You can define an encryption block directly in configuration:
terraform {
encryption {
key_provider "aws_kms" "default" {
key_id = "arn:aws:kms:eu-west-1:123456789012:key/abcd1234"
}
}
}
This encrypts the state transparently, no custom wrapper scripts or external encryption logic.
It also supports multiple key providers (AWS KMS, GCP KMS, Azure Key Vault, and more).
Coming soon in OpenTofu 1.11 (beta): ephemeral resources.
This feature lets providers mark sensitive data as transient so it never touches your state file in the first place. That’s a security level no other mainstream IaC tool currently offers.
3. A community-driven future
OpenTofu’s most powerful feature isn’t in its code, it’s in its process.
Every proposal goes through a public RFC. Every contributor has a say. Every decision is archived and transparent.
If you want a feature, you can write a proposal, gather community feedback, and influence the outcome.
Contrast that with traditional vendor-driven roadmaps, where features are often prioritized by product-market fit rather than user need.
That’s what “being late to the party” really means: you miss your seat at the table where the next decade of IaC innovation is being decided.
Why you don’t want to miss this party
Being early in an open-source ecosystem isn’t about bragging rights, it’s about influence.

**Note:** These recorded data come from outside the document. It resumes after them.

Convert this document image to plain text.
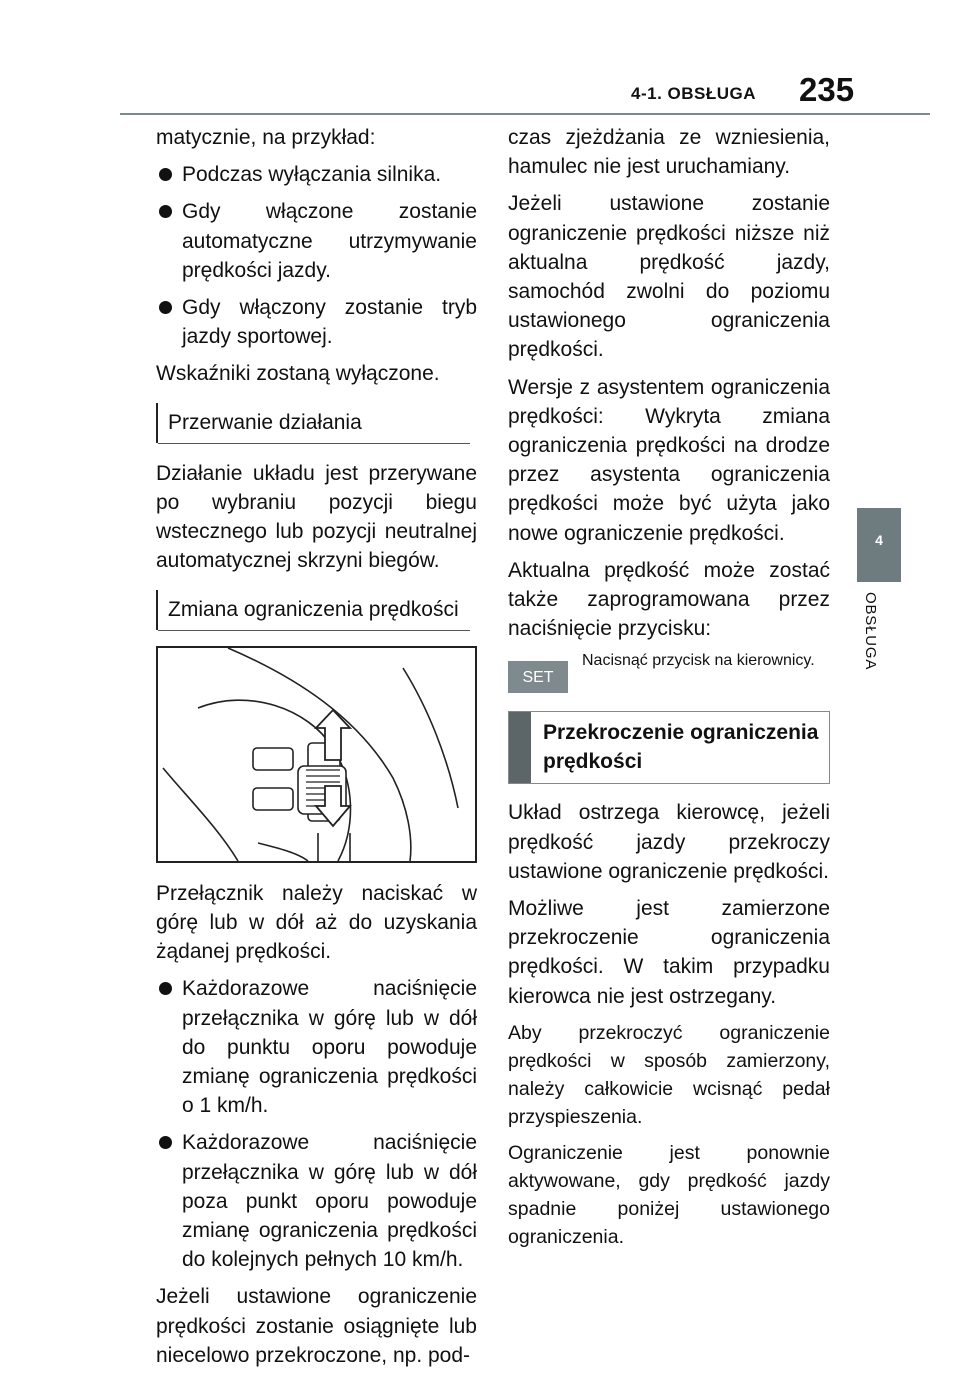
4-1. OBSŁUGA 235
4
OBSŁUGA

matycznie, na przykład:

Podczas wyłączania silnika.

Gdy włączone zostanie automatyczne utrzymywanie prędkości jazdy.

Gdy włączony zostanie tryb jazdy sportowej.

Wskaźniki zostaną wyłączone.

Przerwanie działania

Działanie układu jest przerywane po wybraniu pozycji biegu wstecznego lub pozycji neutralnej automatycznej skrzyni biegów.

Zmiana ograniczenia prędkości

Przełącznik należy naciskać w górę lub w dół aż do uzyskania żądanej prędkości.

Każdorazowe naciśnięcie przełącznika w górę lub w dół do punktu oporu powoduje zmianę ograniczenia prędkości o 1 km/h.

Każdorazowe naciśnięcie przełącznika w górę lub w dół poza punkt oporu powoduje zmianę ograniczenia prędkości do kolejnych pełnych 10 km/h.

Jeżeli ustawione ograniczenie prędkości zostanie osiągnięte lub niecelowo przekroczone, np. pod-

czas zjeżdżania ze wzniesienia, hamulec nie jest uruchamiany.

Jeżeli ustawione zostanie ograniczenie prędkości niższe niż aktualna prędkość jazdy, samochód zwolni do poziomu ustawionego ograniczenia prędkości.

Wersje z asystentem ograniczenia prędkości: Wykryta zmiana ograniczenia prędkości na drodze przez asystenta ograniczenia prędkości może być użyta jako nowe ograniczenie prędkości.

Aktualna prędkość może zostać także zaprogramowana przez naciśnięcie przycisku:

SET
Nacisnąć przycisk na kierownicy.
Przekroczenie ograniczenia prędkości

Układ ostrzega kierowcę, jeżeli prędkość jazdy przekroczy ustawione ograniczenie prędkości.

Możliwe jest zamierzone przekroczenie ograniczenia prędkości. W takim przypadku kierowca nie jest ostrzegany.

Aby przekroczyć ograniczenie prędkości w sposób zamierzony, należy całkowicie wcisnąć pedał przyspieszenia.

Ograniczenie jest ponownie aktywowane, gdy prędkość jazdy spadnie poniżej ustawionego ograniczenia.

OpenTofu is already gaining serious traction:
- Major cloud providers and IaC platforms are integrating it.
- Contributors from across the industry are shaping releases.
- Security and compliance enhancements (like encryption and OCI support) are coming faster than ever.
If you join later, you’ll still get the code. But you won’t get the same opportunity to shape it.
The longer you wait, the more you’ll be reacting to other people’s decisions instead of helping make them.
Ready to switch? The OpenTofu migration path is smooth.
Migrating is a one-liner!
The OpenTofu migration guide shows that most users can simply install the tofu CLI and reuse their existing Terraform files:
tofu init
tofu plan
tofu apply
It’s the same commands, same workflow, but under an open license. You can even use your existing Terraform state files directly; no conversion step required.
For teams already managing infrastructure at scale, the move to OpenTofu doesn’t just preserve your workflow, it future-proofs it.
How Harness IaCM supports OpenTofu
When you’re ready to bring OpenTofu into a managed, collaborative environment, Harness Infrastructure as Code Management (IaCM) has you covered.
Harness IaCM natively supports both Terraform and OpenTofu. You can create a workspace, select your preferred binary, and run init, plan, and apply pipelines without changing your configurations.
That means you can:
- Experiment safely with OpenTofu while retaining version control.
- Store and share modules through a managed environment.
- Adopt OpenTofu’s features (like encryption and OCI) inside CI/CD pipelines.
- Gradually migrate Terraform workspaces without breaking production.
Harness essentially gives you the sandbox to explore OpenTofu’s potential, whether you’re testing ephemeral resource behavior or building private OCI registries for module distribution.
So while the OpenTofu community defines the standards, Harness ensures you can implement them securely and at scale.
Contribute, don’t just consume
The real magic of OpenTofu lies in participation.
If you’ve ever complained about Terraform limitations, this is your moment to shape the alternative.
You can:
- Test new features.
- Submit issues or RFCs.
- Contribute code or docs.
- Influence what the next release includes.
Everything lives in the open on the OpenTofu Repository.
Even reading a few discussions there shows how open, constructive, and fast-moving the community is.
Final thoughts
The IaC landscape is changing, and this time, the direction isn’t being set by a vendor, but by the community.
OpenTofu brings us back to the roots of open-source infrastructure: collaboration, transparency, and freedom to innovate.
It’s more than a fork, it’s a course correction.
If you’re still watching from the sidelines, remember: the earlier you join, the more your voice matters.
The OpenTofu party is already in full swing.
Grab your seat at the table, bring your ideas, and help build the future of IaC, before someone else decides it for you.